Questa reminiscenza mi porta a una provocazione: ma non si stava meglio quando i protagonisti dei ristoranti erano i patron e non i cuochi? Quando chi guidava il vapore stava in sala e noi dietro i fornelli? Quando il vero motivo per cui si andava a mangiare al ristorante non era SOLO mangiare bene ma STARE bene più in generale? A me sembra che l’elevazione del cuoco sia andata a discapito dell’ospitalità, che il ristorante sia diventato una questione di piatti belli piuttosto che di bei modi, di perfezione invece che di felicità. Ancora oggi nei posti in cui il titolare (o un titolare) è in sala e non in cucina mi sento più felice: da Angelo dell’Acino, da Giovanni delle Putrelle, da Luisa al Vitel Etonné, da Andrea del Gatto Nero, da Steven delle Ramin-e (che si divide tra sala e cucina), da Antonella delle Antiche Sere, da Stefano da Casa Vicina, da Fabio da Barbagusto, da Maria alla Trattoria Alba, da Grazie alla Trattoria da Felice… Vedo l’elenco, e penso che questi posti hanno in comune l’accoglienza. E questa accoglienza deriva dal fatto che chi governa passa le proprie giornate in mezzo ai clienti, non chiuso in cucina.

Non voglio togliere nulla ai cuochi, ma davvero penso che sarebbe un bene per tutti se tornassimo ai ristoranti in cui i protagonisti sono i patron e le patronne. Ché ristorare vuol dire molto di più che far bene da mangiare.


Devo dire che nonostante l'amicizia ho sempre trovato stupenda la sua cucina, elegante e ricca di tocchi mediterranei che spesso sfociano nella tradizione sarda. Strepitosi alcuni “capisaldi” tra cui la fregola sarda con frutti di mare e i ravioli dell'Ogliastra con ricotta di pecora, zafferano e scorza di limone. Ed ancora: medaglione di rana pescatrice al lardo con tegame di finocchi e guanciale, filetto di maialino, erbe della macchia mediterranea e semi di anice stellato, costolette di agnello con olio e menta e coscia di anatra muta laccata al miele di corbezzolo. Elencare tutti i piatti che in questi anni hanno fatto grande la cucina di Franco Pisu è impossibile. Anche la cura che ha per i dessert è incredibile e penso che sia uno dei pochi ristoranti che a fine cena di porta un vassoio di “bignole e pasticcini” a tavola. 
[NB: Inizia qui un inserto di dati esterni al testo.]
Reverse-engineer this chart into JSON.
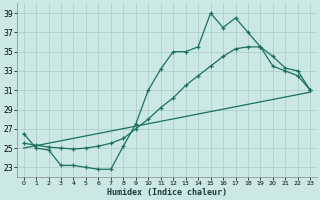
{
  "xlabel": "Humidex (Indice chaleur)",
  "bg_color": "#cce8e4",
  "grid_color": "#b0d0cc",
  "line_color": "#1a7060",
  "xlim": [
    -0.5,
    23.5
  ],
  "ylim": [
    22.0,
    40.0
  ],
  "xticks": [
    0,
    1,
    2,
    3,
    4,
    5,
    6,
    7,
    8,
    9,
    10,
    11,
    12,
    13,
    14,
    15,
    16,
    17,
    18,
    19,
    20,
    21,
    22,
    23
  ],
  "yticks": [
    23,
    25,
    27,
    29,
    31,
    33,
    35,
    37,
    39
  ],
  "line1_x": [
    0,
    1,
    2,
    3,
    4,
    5,
    6,
    7,
    8,
    9,
    10,
    11,
    12,
    13,
    14,
    15,
    16,
    17,
    18,
    19,
    20,
    21,
    22,
    23
  ],
  "line1_y": [
    26.5,
    25.0,
    24.8,
    23.2,
    23.2,
    23.0,
    22.8,
    22.8,
    25.2,
    27.5,
    31.0,
    33.2,
    35.0,
    35.0,
    35.5,
    39.0,
    37.5,
    38.5,
    37.0,
    35.5,
    33.5,
    33.0,
    32.5,
    31.0
  ],
  "line2_x": [
    0,
    1,
    2,
    3,
    4,
    5,
    6,
    7,
    8,
    9,
    10,
    11,
    12,
    13,
    14,
    15,
    16,
    17,
    18,
    19,
    20,
    21,
    22,
    23
  ],
  "line2_y": [
    25.5,
    25.3,
    25.1,
    25.0,
    24.9,
    25.0,
    25.2,
    25.5,
    26.0,
    27.0,
    28.0,
    29.2,
    30.2,
    31.5,
    32.5,
    33.5,
    34.5,
    35.3,
    35.5,
    35.5,
    34.5,
    33.3,
    33.0,
    31.0
  ],
  "line3_x": [
    0,
    23
  ],
  "line3_y": [
    25.0,
    30.8
  ]
}
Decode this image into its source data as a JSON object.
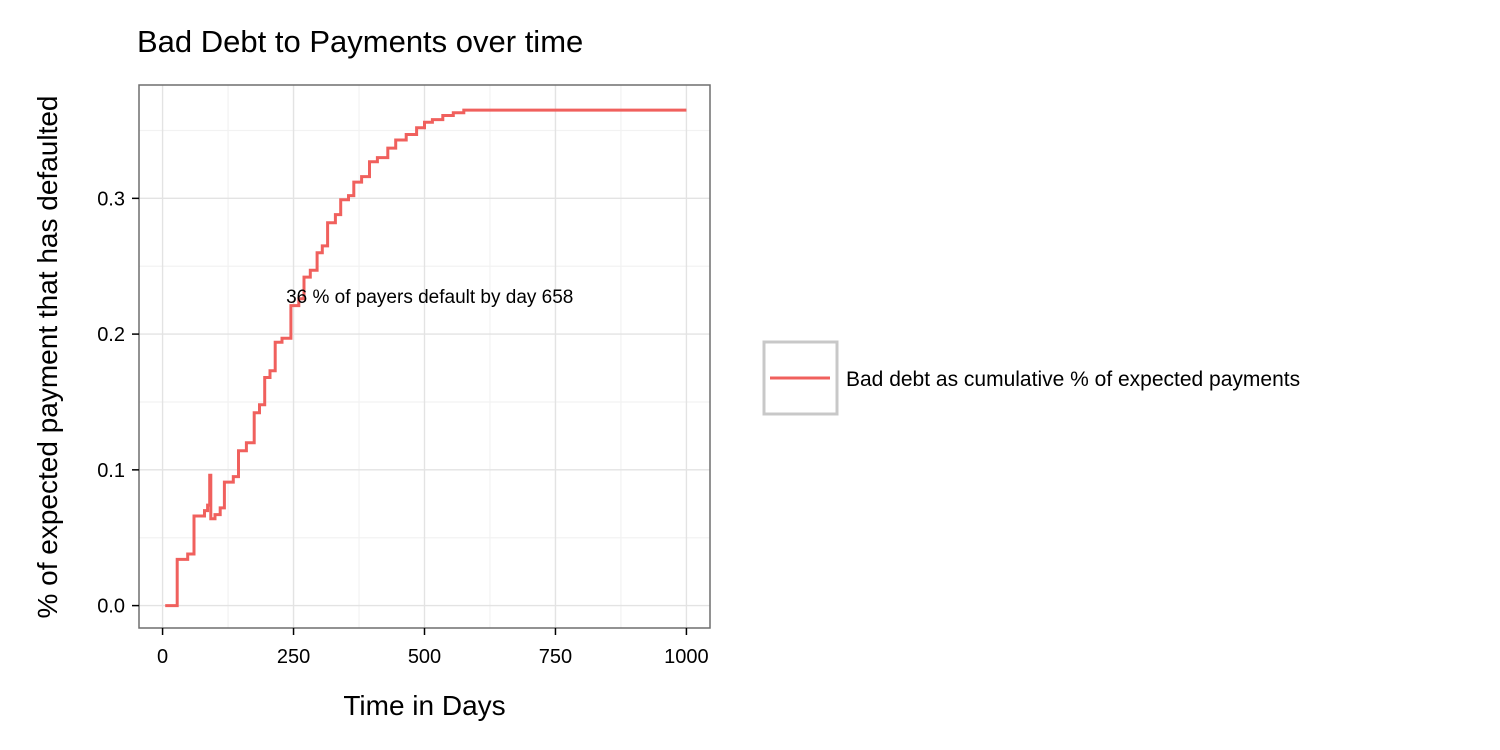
{
  "chart_data": {
    "type": "line",
    "title": "Bad Debt to Payments over time",
    "xlabel": "Time in Days",
    "ylabel": "% of expected payment that has defaulted",
    "xlim": [
      -45,
      1045
    ],
    "ylim": [
      -0.0165,
      0.3835
    ],
    "x_ticks": [
      0,
      250,
      500,
      750,
      1000
    ],
    "x_tick_labels": [
      "0",
      "250",
      "500",
      "750",
      "1000"
    ],
    "y_ticks": [
      0,
      0.1,
      0.2,
      0.3
    ],
    "y_tick_labels": [
      "0.0",
      "0.1",
      "0.2",
      "0.3"
    ],
    "grid": true,
    "legend_position": "right",
    "annotation": {
      "text": "36 % of payers default by day 658",
      "x": 510,
      "y": 0.228
    },
    "series": [
      {
        "name": "Bad debt as cumulative % of expected payments",
        "color": "#f0605d",
        "step": true,
        "x": [
          5,
          28,
          48,
          60,
          80,
          86,
          90,
          92,
          100,
          110,
          118,
          135,
          145,
          160,
          175,
          185,
          195,
          205,
          215,
          228,
          245,
          260,
          270,
          282,
          295,
          305,
          315,
          330,
          340,
          355,
          365,
          380,
          395,
          410,
          430,
          445,
          465,
          485,
          500,
          515,
          535,
          555,
          575,
          595,
          615,
          640,
          660,
          1000
        ],
        "y": [
          0.0,
          0.034,
          0.038,
          0.066,
          0.07,
          0.074,
          0.096,
          0.064,
          0.067,
          0.072,
          0.091,
          0.095,
          0.114,
          0.12,
          0.142,
          0.148,
          0.168,
          0.173,
          0.194,
          0.197,
          0.221,
          0.226,
          0.242,
          0.247,
          0.26,
          0.265,
          0.282,
          0.288,
          0.299,
          0.302,
          0.312,
          0.316,
          0.327,
          0.33,
          0.337,
          0.343,
          0.347,
          0.352,
          0.356,
          0.358,
          0.361,
          0.363,
          0.365,
          0.365,
          0.365,
          0.365,
          0.365,
          0.365
        ]
      }
    ]
  }
}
Ecco cosa dice il suo menù attuale:

Code di gambero scottate al Martini Dry, passatina di ceci, pepe nero del Sarawak e acqua di prezzemolo

Salmone selvaggio in infusione di sale e zucchero, zest di agrumi, mousse di caprino e confettura di cipolle di Tropea 

La carne di Fassona Piemontese , tuorlo d'uovo marinato, petali di parmigiano, emulsione di sedano verde

tortino di porri di Cervere, crema leggera di acciughe del Cantabrico e il suo croccante.

I PRIMI:

Antica fregola sarda tostata in grana grossa con i frutti del nostro mare

Maltagliati di semola di grano duro, salsiccia di Bra  e profumo di curry aromatico

Raviolo di cernia e cime di rapa , bisque di scampi e finocchio selvatico

Tagliolini dei trenta tuorli, ragù bianco di cortile.

Tonno rosso scottato al punto rosa, scorza di limone, foglie di salvia e caponatina siciliana.

Spigola pescata, burro alle erbe, cuori di carciofo spinoso e chorizo croccante.

Filetto di maialino neo, fonduta di Castelmagno, millefoglie i patate e cavolo nero.

Guancia di vitello cotta a bassa temperatura, riduzione di Nebbiolo e bacche di ginepro.